Protonated Titanate Nanotubes with Lewis and Brønsted Acidity: Relationship between Nanotube Structure and Catalytic Activity

Abstract

Nanostructured titanate materials with different morphologies, including layered materials, nanosheets, and nanotubes, were examined as solid acid catalysts to elucidate the relationship between the structure and the catalytic properties. The titanate nanotube consists of a scroll-like layered structure derived from lamellar titanate nanosheets that exhibits excellent catalytic performance for the Friedel–Crafts alkylation of toluene with benzyl chloride near room temperature, exceeding the activities of layered titanates (H2Ti3O7, H0.7Ti1.825□0.175O4·H2O) and nanosheets that have similar crystal structures to that of the titanate nanotubes.
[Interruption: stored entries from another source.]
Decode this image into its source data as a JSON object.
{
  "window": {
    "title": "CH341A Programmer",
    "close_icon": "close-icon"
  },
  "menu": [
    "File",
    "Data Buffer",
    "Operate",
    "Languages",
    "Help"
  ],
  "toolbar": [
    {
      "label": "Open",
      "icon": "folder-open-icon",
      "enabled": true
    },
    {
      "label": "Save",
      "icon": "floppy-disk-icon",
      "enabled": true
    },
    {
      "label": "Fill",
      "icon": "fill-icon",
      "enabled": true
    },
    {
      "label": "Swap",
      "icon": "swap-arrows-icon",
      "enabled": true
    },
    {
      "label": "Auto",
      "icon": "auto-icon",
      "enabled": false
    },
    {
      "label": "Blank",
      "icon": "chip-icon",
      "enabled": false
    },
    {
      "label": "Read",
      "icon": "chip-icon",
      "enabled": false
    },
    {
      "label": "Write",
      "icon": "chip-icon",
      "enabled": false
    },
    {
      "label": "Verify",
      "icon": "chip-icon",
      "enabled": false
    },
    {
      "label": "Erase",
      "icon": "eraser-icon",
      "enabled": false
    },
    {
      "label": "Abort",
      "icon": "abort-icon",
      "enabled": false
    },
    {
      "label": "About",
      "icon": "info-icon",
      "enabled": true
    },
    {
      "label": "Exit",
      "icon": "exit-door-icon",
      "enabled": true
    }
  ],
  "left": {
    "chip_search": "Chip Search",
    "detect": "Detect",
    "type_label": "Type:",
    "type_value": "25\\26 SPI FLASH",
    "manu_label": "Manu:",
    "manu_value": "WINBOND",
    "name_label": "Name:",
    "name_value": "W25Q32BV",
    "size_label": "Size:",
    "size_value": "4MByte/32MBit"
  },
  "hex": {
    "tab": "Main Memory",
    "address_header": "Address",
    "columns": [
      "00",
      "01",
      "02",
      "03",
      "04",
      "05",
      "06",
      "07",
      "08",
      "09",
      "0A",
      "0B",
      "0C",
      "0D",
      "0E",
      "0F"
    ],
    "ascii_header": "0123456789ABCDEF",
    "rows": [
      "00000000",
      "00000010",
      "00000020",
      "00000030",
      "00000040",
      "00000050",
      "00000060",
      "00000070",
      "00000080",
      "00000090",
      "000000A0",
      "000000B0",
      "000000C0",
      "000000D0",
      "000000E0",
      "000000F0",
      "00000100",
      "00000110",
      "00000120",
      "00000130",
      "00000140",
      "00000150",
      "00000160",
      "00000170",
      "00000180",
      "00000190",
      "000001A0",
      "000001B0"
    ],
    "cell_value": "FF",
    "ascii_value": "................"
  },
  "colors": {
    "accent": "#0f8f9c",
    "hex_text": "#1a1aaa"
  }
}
Fourier transform infrared (FT-IR) spectroscopy and 31P magic angle spinning nuclear magnetic resonance (31P MAS NMR) spectroscopy using basic probe molecules have revealed that these titanate materials possess both Brønsted and Lewis acid sites, and the Brønsted acid strength of the titanate nanotubes is higher than that of the titanate nanosheets. The strong Brønsted acidity of the titanate nanotubes is attributed to lattice distortion due to scrolling of the lamellar titanate nanosheet, which is evidenced by Raman spectroscopy and density functional theory calculations. Furthermore, the mesoporous structure of the titanate nanotubes is advantageous for acid catalysis, because the reactant molecules are confined within the nanotubes.